I liked Frank. He chatted away happily about Sinatra, canoeing (his other passion), and it was through him that I learned our neighbours in the next house were Rumanian poker players. I never saw them, but my friend Traian confirmed they were there.

Frank was full of the joys of life, although less so the second time he picked me up. His hands were cut up: canoeing accident he told me, and he was in a lot of pain. But it would pass, and his natural bonhomie would return. Of that, I had no doubt.

********
Winston had dreadlocks, played reggae non stop and was almost certainly Jamaican, or very much wanted to be. He was a listener (to the reggae) not a talker, so not a single word passed between us. The reggae soundtrack made that ok: I came out of his car outside the Wynn the most chilled I'd felt all Vegas, despite being late for a meeting with two impatient ladies, one of whom was sending me "Where are you?" messages every 30 seconds or so.

**********
Earl was a mine of information. Through Earl I learned quite a few facts about the elevation and topography of Vegas. It turns out it's a lot higher than you might think, or at least I did, and that the Strip is more or less the low point in the valley.

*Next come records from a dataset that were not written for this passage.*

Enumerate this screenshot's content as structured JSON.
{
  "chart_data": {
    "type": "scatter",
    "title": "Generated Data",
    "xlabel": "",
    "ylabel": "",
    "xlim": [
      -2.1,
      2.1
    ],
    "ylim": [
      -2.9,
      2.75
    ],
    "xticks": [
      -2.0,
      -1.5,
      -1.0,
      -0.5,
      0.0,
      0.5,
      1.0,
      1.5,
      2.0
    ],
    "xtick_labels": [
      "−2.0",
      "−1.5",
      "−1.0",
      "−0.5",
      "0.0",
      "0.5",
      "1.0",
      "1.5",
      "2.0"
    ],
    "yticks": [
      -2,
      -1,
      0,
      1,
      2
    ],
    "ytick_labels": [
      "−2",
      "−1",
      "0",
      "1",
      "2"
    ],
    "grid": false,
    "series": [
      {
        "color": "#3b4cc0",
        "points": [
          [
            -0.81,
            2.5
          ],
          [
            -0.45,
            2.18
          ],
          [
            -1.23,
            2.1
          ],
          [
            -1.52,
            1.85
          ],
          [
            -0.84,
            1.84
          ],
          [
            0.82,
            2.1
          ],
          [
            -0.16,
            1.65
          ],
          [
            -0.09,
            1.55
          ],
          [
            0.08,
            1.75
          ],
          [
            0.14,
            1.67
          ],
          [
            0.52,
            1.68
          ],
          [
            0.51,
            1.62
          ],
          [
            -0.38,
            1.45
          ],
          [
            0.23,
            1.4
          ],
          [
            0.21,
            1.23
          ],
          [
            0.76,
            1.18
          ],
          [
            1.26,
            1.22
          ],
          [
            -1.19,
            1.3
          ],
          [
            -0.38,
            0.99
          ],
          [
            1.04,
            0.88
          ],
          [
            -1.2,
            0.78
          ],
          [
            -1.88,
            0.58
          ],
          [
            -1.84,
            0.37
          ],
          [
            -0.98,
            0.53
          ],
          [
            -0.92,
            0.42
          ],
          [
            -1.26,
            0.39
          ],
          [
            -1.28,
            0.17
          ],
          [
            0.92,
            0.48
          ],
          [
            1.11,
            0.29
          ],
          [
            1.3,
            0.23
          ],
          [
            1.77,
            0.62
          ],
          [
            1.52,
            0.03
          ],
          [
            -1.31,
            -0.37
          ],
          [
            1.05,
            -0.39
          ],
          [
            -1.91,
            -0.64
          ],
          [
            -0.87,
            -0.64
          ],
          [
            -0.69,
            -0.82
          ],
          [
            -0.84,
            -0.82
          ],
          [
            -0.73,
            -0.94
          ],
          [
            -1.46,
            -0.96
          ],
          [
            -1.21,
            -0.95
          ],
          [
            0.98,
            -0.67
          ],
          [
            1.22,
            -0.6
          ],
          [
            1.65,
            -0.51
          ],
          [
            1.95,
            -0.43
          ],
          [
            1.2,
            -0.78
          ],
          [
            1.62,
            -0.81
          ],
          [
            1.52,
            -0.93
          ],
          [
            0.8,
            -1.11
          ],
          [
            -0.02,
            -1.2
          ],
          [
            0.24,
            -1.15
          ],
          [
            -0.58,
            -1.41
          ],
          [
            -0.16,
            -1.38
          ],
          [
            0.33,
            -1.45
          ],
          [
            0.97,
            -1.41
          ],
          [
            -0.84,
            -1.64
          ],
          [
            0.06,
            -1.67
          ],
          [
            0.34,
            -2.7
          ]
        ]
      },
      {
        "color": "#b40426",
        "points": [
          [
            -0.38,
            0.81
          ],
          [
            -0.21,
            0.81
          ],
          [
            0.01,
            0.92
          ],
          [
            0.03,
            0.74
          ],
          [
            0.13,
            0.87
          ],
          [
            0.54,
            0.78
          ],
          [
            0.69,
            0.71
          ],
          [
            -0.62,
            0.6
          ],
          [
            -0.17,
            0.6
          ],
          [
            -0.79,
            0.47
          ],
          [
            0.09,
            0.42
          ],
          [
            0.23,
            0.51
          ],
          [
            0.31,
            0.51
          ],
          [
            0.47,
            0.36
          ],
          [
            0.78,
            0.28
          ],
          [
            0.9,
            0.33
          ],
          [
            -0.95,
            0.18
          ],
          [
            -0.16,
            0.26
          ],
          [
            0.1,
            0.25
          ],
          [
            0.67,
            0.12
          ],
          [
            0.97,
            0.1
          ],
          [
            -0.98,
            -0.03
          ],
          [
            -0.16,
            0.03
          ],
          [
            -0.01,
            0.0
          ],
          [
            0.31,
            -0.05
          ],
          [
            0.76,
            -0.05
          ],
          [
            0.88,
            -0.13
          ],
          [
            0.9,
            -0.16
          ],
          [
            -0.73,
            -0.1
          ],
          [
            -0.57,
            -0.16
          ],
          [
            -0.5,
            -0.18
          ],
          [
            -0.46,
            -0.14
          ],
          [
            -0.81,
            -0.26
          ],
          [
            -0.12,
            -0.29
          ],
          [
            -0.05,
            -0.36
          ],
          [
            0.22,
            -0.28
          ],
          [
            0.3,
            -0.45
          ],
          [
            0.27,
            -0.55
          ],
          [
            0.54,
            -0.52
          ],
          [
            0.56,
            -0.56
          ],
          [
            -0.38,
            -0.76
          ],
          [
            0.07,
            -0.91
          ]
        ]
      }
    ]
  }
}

That topic exhausted, he asked me what I did. When I said poker he looked disappointed. Not wishing to be a disappointment I told him I used to be an ultra runner, expecting to have to follow it up with the usual answer as to what the Hell that was. But no. Earl knew exactly what it was. In fact, he was almost as knowledgeable as me.

Turns out Earl's brother used to be the number four ranked marathoner in the US. That's the cruelest ranking, because in running everything comes in threes. Medals for the first three. Three competitors maximum per country in the Olympics. You get the idea. Earl certainly did.

Earl's brother, like me, tried to move up to ultras after his marathon career wound down. Unfortunately, unlike me, he didn't get the distance. Like me, he never made it to the Olympics either, regardless of what Tony Cascarino might have you believe.